For security teams, this makes incident classification, investigation quality, documentation, and communication timing especially important.

How HIPAA works in practice

HIPAA compliance is usually a mix of governance, process, and technical controls rather than a single checkbox.

In practice, organizations often need to:

  • Identify where PHI and ePHI exist
  • Limit access to authorized users
  • Log and monitor access to sensitive systems
  • Conduct periodic risk assessments
  • Train staff on privacy and security obligations
  • Manage vendors through contracts and oversight
  • Prepare for incident response and breach notification
  • Review safeguards regularly as systems change

A password manager like 1Password can help support stronger credential hygiene for staff handling sensitive systems, and endpoint protection such as Malwarebytes may help reduce common malware-related risk on devices that access regulated data.

What HIPAA does not mean

A common mistake is assuming HIPAA compliance automatically means strong security. It does not.

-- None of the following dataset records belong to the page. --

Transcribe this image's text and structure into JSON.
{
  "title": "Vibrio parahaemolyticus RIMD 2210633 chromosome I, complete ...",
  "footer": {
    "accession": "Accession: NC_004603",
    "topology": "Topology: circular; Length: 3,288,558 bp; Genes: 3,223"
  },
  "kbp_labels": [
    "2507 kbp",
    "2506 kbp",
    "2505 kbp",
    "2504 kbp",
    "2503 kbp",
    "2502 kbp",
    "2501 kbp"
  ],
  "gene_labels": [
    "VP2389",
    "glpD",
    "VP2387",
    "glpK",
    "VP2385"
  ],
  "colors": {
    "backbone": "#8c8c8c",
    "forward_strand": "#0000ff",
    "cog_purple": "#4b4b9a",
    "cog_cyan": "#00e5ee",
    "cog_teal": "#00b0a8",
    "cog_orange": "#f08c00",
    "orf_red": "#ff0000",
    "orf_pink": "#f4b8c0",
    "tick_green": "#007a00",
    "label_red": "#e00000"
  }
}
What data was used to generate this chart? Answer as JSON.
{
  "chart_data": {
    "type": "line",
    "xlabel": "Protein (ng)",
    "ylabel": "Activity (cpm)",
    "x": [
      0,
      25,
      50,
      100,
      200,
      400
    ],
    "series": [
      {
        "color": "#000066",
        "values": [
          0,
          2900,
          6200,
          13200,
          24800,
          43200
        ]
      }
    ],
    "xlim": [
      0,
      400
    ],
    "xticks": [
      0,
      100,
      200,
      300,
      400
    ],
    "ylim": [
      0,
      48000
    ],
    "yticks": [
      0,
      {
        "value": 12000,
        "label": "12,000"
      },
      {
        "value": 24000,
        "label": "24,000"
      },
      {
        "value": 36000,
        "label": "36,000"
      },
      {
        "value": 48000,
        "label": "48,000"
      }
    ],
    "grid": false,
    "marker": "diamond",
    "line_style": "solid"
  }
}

HIPAA compliance does not guarantee that:

  • Systems are well configured
  • Attackers cannot access the environment
  • Users are following least privilege
  • Detection and response are mature
  • Data loss is impossible

An organization can have HIPAA policies and still be vulnerable if controls are weak, poorly implemented, or not maintained.

When you will encounter HIPAA

You are most likely to encounter HIPAA in environments that store, transmit, or process regulated health information.

Healthcare and insurance operations

Hospitals, clinics, dental offices, insurers, and healthcare administrators deal with HIPAA regularly in security, legal, IT, and compliance work.

Vendor assessments

If your company provides software, hosting, cloud services, IT support, or cybersecurity services to healthcare customers, HIPAA may appear in questionnaires, contract reviews, and due diligence.

Security incidents

HIPAA becomes especially visible during a breach or suspected exposure involving PHI. Teams must assess what data was affected, whether it was secured, and whether notification requirements apply.

Access control and monitoring projects

Security and IT teams often encounter HIPAA when designing role-based access, audit trails, logging, retention practices, and privileged access controls for systems containing health information.

Compliance programs and audits

Organizations entering healthcare markets or maturing their governance programs often encounter HIPAA as a major legal and operational requirement.

Common security controls linked to HIPAA

While HIPAA is broader than technology, several technical controls commonly support HIPAA-aligned programs.

Access control

Users should have access only to the systems and information necessary for their role.

Audit logging

Organizations need enough visibility to review access, investigate incidents, and support compliance reviews.

Encryption

Encryption helps protect PHI in transit and, depending on the environment, at rest as well.

Endpoint security

Devices that access regulated data need protection against malware, unauthorized software, and compromise.

Data handling controls

DLP, classification, and controlled sharing practices can help reduce accidental or improper exposure of sensitive information.

Bottom line

HIPAA is the U.S. regulatory framework that governs how certain healthcare organizations and their partners protect patient information. For security teams, HIPAA matters because it connects privacy obligations to real operational controls around access, monitoring, risk management, vendor oversight, and breach response.